Katılma Tarihi: 02 ekim 2006
Gönderilenler: 1195
Gönderen: 30 kasim 2019 Saat 00:16 | Kayıtlı IP Alıntı adalet

NOT:Aşağıdaki yazı,M.İslamoğlu'nun bu konuda yazığı eski
bir yazıdan konuyla ilgili kısımdır.Bu yazıyı ve Haluk
kardeşin yazısını okuyup kıyaslayın hangisi daha
insani,vicdani ve Kur'anidir acaba? :
  
"..Teorik olarak düşünüldüğünde, çoğunluğu
Müslüman olan bu ülkede "vicdani red hakkı"nı en çok
İslam dinine mensup olanların savunması gerekir.
Müslümanlar için bu hakkı elde etmek sadece "hak ve
özgürlük" adına değil, dini mükellefiyet
adına da bir vecibedir. Evet, dini bir vecibedir.
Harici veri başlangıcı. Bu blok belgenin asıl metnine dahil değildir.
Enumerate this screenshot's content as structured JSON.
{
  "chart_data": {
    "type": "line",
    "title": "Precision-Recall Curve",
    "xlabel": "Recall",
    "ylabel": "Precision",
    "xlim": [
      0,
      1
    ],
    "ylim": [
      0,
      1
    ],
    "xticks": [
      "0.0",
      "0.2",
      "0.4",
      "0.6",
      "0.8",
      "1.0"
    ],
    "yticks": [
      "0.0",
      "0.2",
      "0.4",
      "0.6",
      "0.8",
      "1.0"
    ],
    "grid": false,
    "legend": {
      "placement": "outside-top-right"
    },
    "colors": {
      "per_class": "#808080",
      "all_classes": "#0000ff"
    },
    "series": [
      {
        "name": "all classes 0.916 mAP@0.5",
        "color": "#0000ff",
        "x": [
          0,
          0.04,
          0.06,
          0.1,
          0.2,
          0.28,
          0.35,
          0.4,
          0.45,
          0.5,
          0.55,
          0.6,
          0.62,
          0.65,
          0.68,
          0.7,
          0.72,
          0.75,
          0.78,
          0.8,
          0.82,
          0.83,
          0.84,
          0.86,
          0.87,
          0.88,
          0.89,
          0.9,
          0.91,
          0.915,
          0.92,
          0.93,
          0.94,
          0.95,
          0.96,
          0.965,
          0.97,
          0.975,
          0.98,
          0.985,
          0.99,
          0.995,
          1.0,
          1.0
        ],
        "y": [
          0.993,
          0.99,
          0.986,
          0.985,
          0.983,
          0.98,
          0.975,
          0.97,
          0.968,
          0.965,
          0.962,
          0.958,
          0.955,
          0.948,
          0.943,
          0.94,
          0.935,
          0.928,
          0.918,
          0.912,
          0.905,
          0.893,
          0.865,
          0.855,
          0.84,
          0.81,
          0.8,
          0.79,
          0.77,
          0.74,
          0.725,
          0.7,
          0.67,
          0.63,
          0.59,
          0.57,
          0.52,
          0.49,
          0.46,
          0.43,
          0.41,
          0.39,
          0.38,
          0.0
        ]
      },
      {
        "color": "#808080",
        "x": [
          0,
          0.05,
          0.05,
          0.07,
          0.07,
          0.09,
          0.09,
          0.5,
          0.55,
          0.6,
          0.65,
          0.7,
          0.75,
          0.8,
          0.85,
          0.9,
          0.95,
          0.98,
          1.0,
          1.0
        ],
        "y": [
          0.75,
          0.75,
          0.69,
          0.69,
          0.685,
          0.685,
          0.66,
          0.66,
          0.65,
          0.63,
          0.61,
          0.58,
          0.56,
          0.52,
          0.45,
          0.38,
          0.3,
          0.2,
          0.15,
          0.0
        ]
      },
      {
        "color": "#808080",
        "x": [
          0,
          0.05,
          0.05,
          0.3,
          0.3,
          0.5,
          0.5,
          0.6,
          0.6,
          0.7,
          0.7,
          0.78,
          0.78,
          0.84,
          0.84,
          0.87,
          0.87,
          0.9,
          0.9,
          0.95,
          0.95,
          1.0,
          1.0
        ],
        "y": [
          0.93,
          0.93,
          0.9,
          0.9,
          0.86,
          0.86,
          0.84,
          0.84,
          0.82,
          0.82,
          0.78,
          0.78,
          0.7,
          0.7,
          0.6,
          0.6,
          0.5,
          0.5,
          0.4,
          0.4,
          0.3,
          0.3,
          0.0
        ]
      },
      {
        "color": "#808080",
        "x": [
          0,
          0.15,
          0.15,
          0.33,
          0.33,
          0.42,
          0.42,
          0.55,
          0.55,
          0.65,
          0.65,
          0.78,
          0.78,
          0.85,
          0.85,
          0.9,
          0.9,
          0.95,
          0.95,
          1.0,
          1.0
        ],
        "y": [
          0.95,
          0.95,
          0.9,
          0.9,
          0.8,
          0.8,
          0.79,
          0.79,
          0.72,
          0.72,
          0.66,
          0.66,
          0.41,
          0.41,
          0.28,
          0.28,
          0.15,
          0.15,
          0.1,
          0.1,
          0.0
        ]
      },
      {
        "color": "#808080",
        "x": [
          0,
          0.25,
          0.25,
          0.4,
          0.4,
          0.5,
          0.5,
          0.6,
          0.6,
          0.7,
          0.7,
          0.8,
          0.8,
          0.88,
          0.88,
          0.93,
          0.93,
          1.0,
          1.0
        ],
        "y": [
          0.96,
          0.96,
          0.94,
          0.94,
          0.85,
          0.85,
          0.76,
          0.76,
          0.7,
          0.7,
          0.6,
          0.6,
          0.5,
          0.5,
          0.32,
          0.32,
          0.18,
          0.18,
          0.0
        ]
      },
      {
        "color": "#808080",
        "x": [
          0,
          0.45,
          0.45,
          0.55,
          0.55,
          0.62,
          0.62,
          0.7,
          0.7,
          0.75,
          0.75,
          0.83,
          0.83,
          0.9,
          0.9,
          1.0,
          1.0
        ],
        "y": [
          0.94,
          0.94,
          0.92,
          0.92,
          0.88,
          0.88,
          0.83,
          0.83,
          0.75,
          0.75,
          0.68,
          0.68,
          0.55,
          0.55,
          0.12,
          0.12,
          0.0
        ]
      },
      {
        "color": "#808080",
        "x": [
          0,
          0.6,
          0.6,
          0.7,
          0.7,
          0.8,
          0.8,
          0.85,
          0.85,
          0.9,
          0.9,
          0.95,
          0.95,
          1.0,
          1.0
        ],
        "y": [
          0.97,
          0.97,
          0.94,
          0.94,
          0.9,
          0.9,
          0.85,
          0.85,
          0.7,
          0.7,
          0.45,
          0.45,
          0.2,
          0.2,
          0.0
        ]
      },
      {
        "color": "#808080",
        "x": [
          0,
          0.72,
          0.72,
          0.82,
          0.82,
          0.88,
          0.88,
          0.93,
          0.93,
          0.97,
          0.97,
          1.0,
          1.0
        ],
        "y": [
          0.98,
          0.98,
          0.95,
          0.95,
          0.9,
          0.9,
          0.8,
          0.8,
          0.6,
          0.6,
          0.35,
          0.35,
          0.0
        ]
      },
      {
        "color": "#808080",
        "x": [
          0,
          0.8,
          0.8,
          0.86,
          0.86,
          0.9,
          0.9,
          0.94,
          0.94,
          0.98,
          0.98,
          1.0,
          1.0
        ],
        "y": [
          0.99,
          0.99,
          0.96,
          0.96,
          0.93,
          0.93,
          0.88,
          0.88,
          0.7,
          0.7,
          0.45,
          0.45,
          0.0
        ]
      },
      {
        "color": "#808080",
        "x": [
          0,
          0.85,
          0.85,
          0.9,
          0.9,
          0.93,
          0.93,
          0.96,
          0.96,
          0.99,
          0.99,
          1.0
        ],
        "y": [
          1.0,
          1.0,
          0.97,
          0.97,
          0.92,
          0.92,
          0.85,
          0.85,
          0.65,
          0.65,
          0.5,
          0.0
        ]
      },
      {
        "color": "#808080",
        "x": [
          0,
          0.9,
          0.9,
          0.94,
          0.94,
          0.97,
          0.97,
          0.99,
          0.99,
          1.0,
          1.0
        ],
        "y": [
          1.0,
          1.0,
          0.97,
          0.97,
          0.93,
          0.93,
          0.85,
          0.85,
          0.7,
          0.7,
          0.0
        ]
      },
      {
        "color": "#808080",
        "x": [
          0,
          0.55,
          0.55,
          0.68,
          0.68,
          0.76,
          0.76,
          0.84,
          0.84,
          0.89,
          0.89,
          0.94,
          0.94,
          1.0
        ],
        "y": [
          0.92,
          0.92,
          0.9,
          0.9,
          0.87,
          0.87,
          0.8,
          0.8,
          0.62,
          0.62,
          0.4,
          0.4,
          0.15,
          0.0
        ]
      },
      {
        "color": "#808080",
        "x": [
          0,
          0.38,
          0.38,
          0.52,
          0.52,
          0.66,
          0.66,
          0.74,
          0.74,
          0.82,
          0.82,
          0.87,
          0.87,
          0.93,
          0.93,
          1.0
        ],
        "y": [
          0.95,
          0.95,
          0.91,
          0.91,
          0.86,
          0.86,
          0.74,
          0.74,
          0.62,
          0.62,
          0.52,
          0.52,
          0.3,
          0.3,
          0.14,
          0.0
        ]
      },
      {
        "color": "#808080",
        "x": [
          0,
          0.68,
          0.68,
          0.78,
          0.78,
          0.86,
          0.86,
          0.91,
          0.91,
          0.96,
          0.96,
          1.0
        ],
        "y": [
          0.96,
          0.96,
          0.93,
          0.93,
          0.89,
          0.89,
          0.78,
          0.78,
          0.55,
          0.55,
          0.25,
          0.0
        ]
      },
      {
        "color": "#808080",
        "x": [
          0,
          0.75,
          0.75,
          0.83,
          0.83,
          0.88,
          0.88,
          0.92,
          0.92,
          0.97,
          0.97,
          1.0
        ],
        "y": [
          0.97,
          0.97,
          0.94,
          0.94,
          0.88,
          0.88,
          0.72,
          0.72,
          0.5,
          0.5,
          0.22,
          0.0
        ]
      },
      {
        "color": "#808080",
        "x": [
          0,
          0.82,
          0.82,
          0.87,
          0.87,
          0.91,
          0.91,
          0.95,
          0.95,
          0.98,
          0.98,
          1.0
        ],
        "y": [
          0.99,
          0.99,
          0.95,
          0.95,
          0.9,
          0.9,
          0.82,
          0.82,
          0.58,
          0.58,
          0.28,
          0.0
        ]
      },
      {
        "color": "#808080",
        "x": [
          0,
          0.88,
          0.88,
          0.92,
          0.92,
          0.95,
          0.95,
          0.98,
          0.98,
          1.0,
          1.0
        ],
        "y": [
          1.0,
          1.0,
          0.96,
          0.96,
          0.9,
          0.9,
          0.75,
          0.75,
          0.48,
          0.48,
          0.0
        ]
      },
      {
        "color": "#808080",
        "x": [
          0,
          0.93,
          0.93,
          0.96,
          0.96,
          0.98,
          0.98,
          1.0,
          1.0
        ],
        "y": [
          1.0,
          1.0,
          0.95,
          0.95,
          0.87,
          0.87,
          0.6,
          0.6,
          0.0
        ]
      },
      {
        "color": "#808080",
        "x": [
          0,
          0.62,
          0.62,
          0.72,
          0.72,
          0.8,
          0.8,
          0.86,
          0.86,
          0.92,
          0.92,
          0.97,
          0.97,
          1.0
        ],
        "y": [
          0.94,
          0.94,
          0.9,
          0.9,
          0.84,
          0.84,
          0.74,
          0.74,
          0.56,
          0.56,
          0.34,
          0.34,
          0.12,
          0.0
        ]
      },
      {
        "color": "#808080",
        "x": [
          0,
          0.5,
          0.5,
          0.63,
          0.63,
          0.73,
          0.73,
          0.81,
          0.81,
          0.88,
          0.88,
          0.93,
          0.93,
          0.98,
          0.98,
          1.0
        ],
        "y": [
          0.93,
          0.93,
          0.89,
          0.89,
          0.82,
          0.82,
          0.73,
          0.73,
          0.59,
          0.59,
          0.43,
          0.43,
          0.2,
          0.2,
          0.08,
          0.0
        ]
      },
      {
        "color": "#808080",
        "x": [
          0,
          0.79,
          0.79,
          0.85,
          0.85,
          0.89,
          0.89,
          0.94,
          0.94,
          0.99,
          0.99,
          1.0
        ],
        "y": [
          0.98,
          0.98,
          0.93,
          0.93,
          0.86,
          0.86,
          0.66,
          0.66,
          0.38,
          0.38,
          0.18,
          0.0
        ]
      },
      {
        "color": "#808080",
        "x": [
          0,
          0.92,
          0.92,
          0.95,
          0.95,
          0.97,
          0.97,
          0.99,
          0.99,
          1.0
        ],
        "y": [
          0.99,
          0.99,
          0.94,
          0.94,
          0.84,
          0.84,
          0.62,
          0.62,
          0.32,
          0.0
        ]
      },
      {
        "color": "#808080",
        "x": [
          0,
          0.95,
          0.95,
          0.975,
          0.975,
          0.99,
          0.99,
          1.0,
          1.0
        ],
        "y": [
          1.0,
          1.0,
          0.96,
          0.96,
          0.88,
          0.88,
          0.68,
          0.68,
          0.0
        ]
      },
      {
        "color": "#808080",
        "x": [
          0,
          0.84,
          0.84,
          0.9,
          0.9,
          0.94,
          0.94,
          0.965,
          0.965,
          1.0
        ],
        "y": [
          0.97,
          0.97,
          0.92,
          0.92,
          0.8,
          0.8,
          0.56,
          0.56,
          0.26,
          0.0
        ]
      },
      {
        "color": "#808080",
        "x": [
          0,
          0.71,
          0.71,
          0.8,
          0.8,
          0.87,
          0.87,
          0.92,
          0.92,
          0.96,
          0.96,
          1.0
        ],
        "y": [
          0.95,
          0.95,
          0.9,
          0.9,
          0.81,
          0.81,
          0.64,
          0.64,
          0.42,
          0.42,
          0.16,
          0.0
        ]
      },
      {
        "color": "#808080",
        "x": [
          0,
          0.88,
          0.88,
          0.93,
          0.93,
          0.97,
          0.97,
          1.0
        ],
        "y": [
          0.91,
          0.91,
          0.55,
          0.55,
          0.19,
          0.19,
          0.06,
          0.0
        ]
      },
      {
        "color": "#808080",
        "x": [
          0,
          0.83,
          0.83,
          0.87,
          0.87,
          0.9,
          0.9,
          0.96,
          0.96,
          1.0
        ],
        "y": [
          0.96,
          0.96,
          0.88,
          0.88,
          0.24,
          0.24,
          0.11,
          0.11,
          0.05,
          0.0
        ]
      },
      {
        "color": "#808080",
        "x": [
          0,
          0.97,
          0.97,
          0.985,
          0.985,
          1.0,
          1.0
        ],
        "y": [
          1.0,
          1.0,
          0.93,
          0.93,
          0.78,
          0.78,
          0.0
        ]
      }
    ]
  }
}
Adı "barış" olan bir dine mensup olacaksınız, mukaddes
kitabınız haksız yere bir adam öldürmeyi bütün bir
insanlığı öldürmek olarak niteleyecek, bir cana kıyanın
yerinin ebedi cehennem olduğunu söyleyecek, bireysel
savaşa birileri "terör" adını koyduğu için
lanetleyeceksiniz,ama iş kitle imha silahlarının su gibi
kullanıldığı devlet savaşına gelince,
bütün bu mukaddes ilkeler yerini ilkesiz bir hamasete
terk edecek. Laikliği unutup "gazi" ve "şehit" gibi dini
kavramların ardına sığınacaksınız. Bu konuda ağızlarından
ayet-hadis düşmeyen anlı şanlı "hocalar" eğer
samimilerse, sadece devlete yönelik şiddeti değil, devlet
eliyle icra edilen şiddeti de aynı kapsama almalı değil
mi? Yoksa devlet adına yapılınca, dinin istismarı mübah
mı oluyor?
Bu en basitinden bir çifte standarttır. Samimiyet bunun
neresinde?
Başbakan daha geçen gün çok yerinde olarak İsrail vahşeti
için "devlet terörü"nden söz etti. Doğrusu, Yahudi ordusu
içerisinden "vicdani red hakkı"nı kullanan onlarca pilot
çıktı. Aynı hakkı bu ülkede biri
kullanmaya kalksa, başına neler geleceğini hiç düşündünüz
mü?
K.Bumin "vicdani red hakkı" ile "ahlaki, dini, felsefi
duruş" arasında bir illiyet bağı kurmuş. Bu bağ gerçekten
önemli, çünkü inanmış bir mümin için günümüzdeki savaş
gerekçelerinin hemen tamamı "haksız yere adam
öldürmek"ten de çıkıp "bağy" kapsamındaki "kitlesel
kıyıma" giriyor ve onu "ebedi cehennemlikler" arasına
katacak büyük günahlardan biri halini alıyor.
Bir Müslüman "büyük günahtan" (mubiqât) şiddetle
kaçınmakla mükelleftir.
Hatta onun işlenmesine aracı olmak da o günahın parçası
olmak sayıldığı için, o da haramdır. Hatırlayın o fıkıh
usulü kuralını: "Harama aracı olmak da haramdır".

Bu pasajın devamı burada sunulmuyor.